HARARE – BAT Zimbabwe bounced back into the black on Friday with an after tax profit of $5,3 million for the six months to June, compared to a loss of $1,4 million last year, despite a dip in revenue, driven by an aggressive cost cutting strategy and lower share-based payments to meet the country’s local ownership regulations.
The company reported basic earnings per share of 0,26 cents and declared a dividend of 0,30 cents.
Despite recording a 12% decline in revenue to $20,3 million due to the discontinuation of non-core cut rug sales last year, cost of sales dropped to $6,5 million from $7,1 million last year.
BAT’s hallmark brands maintained sales volumes despite a slowdown in economic activity, the company said.
Administration expenses and marketing costs also declined during the period under review.
BAT Zimbabwe finance director Peter Doona told an analyst briefing that gross profit fell by $2,2 million to $13,8 million because of an increase in depreciation charges and refurbishment costs.
Operating profit increased to $7 million from $4,6 million on reduction of share based payments associated with BAT Zimbabwe’s empowerment programme.

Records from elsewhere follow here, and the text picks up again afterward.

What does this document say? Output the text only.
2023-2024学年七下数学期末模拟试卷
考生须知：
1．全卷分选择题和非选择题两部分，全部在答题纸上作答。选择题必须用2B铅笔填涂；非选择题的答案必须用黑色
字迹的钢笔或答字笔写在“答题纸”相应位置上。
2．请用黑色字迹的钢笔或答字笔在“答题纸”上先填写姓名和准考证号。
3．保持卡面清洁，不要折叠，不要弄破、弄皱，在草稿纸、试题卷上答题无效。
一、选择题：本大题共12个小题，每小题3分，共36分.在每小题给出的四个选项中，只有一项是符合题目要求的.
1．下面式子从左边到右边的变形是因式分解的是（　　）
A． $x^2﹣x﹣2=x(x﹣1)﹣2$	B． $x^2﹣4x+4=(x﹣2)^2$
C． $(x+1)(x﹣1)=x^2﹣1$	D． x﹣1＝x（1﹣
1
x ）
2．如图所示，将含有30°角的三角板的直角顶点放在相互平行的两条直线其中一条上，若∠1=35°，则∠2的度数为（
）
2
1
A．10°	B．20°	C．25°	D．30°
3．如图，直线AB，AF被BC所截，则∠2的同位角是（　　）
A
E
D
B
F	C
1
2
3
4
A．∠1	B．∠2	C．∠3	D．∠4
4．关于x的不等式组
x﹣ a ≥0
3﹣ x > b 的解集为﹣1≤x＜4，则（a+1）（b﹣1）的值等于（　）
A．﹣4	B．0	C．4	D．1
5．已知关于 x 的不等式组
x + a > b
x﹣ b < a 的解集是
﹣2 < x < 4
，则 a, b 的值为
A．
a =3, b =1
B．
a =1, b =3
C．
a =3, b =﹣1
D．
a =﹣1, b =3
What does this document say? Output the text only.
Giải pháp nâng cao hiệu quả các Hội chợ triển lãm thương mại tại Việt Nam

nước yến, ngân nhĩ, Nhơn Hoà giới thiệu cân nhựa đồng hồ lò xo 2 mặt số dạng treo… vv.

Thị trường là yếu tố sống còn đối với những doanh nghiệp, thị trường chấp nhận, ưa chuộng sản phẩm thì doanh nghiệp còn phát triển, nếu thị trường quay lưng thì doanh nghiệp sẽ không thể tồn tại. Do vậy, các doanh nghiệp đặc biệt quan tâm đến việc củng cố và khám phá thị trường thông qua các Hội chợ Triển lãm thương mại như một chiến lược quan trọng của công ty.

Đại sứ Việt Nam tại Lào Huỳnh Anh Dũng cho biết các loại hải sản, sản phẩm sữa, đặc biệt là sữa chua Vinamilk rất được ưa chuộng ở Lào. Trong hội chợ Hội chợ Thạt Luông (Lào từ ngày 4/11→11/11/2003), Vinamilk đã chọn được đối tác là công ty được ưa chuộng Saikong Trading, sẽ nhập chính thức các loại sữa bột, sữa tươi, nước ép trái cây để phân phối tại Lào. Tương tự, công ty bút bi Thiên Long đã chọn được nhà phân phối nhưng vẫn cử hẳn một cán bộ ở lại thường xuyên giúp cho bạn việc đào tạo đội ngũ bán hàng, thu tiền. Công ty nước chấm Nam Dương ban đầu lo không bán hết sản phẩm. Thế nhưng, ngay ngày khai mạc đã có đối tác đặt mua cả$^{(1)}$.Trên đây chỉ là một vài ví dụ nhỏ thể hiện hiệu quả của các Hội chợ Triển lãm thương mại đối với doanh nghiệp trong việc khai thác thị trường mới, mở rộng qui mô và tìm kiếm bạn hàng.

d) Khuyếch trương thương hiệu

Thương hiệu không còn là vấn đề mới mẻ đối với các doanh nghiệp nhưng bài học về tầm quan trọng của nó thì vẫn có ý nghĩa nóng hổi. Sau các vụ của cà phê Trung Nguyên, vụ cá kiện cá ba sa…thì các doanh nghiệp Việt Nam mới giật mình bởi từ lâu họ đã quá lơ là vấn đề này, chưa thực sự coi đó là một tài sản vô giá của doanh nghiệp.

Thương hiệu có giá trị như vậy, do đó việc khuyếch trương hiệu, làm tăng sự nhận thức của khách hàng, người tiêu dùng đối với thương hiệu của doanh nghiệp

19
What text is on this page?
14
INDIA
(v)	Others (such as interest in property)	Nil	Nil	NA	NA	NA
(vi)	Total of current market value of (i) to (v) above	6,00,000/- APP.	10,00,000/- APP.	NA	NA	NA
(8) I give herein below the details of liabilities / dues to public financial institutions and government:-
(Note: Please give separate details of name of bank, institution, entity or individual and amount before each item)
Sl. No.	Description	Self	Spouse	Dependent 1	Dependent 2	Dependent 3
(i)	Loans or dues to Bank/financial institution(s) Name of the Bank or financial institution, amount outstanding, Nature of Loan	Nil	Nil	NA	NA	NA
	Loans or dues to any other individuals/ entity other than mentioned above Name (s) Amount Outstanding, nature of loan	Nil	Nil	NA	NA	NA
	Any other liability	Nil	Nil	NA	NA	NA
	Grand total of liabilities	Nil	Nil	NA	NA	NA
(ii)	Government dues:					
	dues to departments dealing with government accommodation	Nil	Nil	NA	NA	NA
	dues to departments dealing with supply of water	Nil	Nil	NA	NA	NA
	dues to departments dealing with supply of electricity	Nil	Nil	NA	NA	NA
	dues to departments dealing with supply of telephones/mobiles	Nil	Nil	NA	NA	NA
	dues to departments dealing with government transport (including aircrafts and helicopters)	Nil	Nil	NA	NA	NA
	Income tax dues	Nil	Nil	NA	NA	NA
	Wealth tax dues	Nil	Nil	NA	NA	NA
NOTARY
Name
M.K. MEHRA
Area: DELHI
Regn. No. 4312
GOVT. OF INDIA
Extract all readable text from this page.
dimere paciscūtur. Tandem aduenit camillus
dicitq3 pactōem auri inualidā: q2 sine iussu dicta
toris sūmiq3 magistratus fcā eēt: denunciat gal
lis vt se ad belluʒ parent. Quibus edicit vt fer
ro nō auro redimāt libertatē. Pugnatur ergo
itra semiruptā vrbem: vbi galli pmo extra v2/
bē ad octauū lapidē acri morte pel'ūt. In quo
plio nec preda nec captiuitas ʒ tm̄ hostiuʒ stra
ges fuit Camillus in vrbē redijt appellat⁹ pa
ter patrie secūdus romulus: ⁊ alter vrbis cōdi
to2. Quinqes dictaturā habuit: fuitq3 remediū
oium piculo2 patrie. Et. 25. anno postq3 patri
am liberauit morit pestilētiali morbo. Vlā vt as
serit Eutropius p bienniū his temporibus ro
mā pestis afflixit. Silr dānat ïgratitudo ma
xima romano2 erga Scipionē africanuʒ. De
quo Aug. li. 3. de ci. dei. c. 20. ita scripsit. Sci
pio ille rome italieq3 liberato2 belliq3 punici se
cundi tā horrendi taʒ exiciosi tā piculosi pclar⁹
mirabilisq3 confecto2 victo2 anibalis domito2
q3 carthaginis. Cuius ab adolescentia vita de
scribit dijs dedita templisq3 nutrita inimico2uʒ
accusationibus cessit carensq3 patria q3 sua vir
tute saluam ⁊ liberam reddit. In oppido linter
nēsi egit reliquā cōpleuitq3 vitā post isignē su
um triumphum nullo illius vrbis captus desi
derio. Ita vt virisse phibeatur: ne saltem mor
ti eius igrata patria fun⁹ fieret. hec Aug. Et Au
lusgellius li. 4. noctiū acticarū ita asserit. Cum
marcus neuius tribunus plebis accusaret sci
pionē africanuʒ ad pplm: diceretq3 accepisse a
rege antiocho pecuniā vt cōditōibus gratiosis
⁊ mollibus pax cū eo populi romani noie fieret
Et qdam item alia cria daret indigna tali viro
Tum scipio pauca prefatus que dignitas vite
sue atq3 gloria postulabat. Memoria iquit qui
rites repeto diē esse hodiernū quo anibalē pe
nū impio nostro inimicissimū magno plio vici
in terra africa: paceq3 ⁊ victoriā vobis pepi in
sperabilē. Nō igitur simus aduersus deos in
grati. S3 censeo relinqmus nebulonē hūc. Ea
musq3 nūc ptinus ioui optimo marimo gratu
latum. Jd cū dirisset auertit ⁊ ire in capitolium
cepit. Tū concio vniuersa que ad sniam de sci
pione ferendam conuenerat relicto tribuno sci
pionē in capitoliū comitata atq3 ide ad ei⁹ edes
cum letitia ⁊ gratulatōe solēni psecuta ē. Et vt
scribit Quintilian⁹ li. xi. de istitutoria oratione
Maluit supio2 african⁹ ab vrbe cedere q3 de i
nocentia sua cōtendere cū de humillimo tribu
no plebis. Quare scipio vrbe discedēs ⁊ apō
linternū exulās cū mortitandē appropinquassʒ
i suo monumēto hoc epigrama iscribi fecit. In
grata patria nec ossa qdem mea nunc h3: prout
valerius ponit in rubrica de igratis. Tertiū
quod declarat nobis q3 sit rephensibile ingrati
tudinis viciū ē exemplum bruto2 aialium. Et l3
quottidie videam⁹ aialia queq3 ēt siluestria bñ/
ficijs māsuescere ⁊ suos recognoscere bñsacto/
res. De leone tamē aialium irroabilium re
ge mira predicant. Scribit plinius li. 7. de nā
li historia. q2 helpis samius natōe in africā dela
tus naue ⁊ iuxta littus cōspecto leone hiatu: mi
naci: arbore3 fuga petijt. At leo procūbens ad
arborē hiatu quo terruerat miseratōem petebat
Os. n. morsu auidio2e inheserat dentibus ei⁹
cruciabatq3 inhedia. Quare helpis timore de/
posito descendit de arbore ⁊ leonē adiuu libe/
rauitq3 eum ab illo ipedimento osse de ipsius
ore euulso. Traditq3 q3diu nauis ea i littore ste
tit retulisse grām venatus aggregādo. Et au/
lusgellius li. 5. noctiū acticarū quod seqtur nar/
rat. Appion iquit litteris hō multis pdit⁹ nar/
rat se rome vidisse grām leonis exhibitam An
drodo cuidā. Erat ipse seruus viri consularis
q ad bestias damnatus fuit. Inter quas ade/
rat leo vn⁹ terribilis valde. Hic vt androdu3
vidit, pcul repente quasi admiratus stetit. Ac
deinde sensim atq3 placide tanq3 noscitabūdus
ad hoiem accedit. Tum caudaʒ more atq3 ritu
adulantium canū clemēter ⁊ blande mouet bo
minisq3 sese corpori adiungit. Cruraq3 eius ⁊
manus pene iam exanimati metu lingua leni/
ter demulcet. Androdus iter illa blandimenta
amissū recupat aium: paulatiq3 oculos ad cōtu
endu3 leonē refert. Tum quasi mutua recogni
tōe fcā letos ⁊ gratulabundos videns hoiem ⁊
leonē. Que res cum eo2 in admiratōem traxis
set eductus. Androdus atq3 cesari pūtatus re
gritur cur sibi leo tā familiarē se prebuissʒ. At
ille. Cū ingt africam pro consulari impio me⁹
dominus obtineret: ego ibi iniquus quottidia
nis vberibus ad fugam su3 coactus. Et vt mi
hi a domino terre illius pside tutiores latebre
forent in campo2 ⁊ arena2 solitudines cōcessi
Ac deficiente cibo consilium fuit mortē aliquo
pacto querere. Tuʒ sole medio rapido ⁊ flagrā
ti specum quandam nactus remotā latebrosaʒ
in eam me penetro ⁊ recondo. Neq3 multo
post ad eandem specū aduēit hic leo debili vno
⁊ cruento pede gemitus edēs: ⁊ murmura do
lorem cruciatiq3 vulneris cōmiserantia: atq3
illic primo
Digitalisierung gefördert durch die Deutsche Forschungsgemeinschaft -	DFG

The company has partially complied with indigenisation and empowerment regulations after it surrendered 10% of its issued share capital to an employee share ownership trust.
Doona said BAT expects government to maintain the current levels of excise duty, adding that further adjustment would weaken consumer demand and revenues.
Excise duty levied on cigarettes increased by more than 100% over the last two years; from $7 per 1 000 sticks to $10 in December 2011 to $15 per 1000 cigarettes in December 2012.
BAT managing director Lovemore Manatsa said the company is targeting revenue growth with aggressive promotional strategies in the second half of the year, during which tough trading conditions are expected to persist.